So, Yesterday, I stood at the front of a classroom of inner city high school students, finished taking attendance and instructed them to begin work. After which I promptly fell down. Yep. No, I wasn’t walking. No there was absolutely nothing around me or behind me. I just began to turn my body to walk back to the desk, and then fell down. Feet flying straight out from under me, hands flying up and butt hitting the ground first. Hitting the ground hard, I might add.
What does one say at a time like this? I mean-really? Scrambling painfully back to my feet I surveyed the students in various stages of hilarity. Some were openly laughing so hard tears were starting to roll out, while their neighbors were turning purple in an attempt to hold it in by not breathing. Others had their hands clasped firmly over their mouths but were making weird snorting noises. Some chose to just bury their head on their desk, but were betrayed by shaking shoulders. I stood there looking at them, and realized that I, the wordsmith, the blabbermouth, the talk-it-outer, had absolutely nothing to say for this occasion. No words. Eventually I just said, out of concern for the snorters and purple facers, “It’s fine, laugh. Get it out. I would.”
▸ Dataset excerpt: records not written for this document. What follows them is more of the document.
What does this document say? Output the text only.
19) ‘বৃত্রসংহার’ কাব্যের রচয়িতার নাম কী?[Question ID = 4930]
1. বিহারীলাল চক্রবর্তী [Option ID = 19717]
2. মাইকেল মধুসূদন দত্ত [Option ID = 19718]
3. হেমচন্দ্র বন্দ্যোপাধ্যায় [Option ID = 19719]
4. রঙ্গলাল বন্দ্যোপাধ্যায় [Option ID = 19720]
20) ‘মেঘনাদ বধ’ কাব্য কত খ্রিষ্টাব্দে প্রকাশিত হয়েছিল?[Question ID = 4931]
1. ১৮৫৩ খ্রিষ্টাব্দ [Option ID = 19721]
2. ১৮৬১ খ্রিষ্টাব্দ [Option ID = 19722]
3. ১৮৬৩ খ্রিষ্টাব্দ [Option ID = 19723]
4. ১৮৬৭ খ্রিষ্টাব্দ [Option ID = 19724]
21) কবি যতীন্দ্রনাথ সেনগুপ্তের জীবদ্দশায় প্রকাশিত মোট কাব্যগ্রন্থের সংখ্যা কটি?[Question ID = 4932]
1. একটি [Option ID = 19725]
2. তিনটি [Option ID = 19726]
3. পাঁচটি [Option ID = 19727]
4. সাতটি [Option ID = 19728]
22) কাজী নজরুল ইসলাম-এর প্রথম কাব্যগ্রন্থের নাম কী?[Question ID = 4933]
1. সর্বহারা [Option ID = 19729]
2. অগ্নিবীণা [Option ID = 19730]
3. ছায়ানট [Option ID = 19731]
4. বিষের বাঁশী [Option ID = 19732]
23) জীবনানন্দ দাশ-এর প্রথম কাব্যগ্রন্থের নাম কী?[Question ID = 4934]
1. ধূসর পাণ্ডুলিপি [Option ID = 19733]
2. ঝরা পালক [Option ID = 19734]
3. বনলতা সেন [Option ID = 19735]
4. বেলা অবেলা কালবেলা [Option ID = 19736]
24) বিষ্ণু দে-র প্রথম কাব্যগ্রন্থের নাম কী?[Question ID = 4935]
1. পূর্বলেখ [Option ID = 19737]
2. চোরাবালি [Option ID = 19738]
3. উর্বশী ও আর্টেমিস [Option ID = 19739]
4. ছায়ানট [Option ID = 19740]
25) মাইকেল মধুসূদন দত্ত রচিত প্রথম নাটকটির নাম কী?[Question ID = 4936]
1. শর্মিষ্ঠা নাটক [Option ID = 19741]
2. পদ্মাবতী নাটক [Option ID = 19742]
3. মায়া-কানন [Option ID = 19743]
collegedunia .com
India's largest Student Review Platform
Someone did ask if I was ok and, as I made another attempt to cross the six steps toward the desk (now hobbling) I replied, “Oh sure. Fine. No problem.” After achieving the wincing comfort of the desk chair, I was left with the rest of the class period to brood bitterly upon the incredible aptness of my father’s nickname. Apparently, any fairy who attended my birth had a wicked sense of humor.
After about six months of dating my husband began his current habit of walking a step ahead of me (with his arms out and ready to catch) down every flight of stairs and/or hill and incline. I usually have a bruise, cut or scrape on my body that I have no idea how I obtained, probably because I routinely run into walls, doors, and other inanimate objects.
I avoid using the trunk of our car because I have yet to do so without banging my head, and it took me a VERY long time to ride a bike without training wheels. I buy two sets of the same dishes at once, because I inevitably break so many that I need the entire second set to gradually sub in as replacements. My most notorious achievement in the great and varied realm of clumsiness? At the age of 12 I managed to drop my newborn sister Rose from the crook of my arms to the kitchen floor - headfirst. She’s very nice about it now, but probably because I brain-damaged her so much she doesn’t actually know how to be mean. The list could go on and on. In fact, I think I will give it a separate search tagline in my blog. So keep your eyes peeled for the further adventures of Graceful Letty Goering.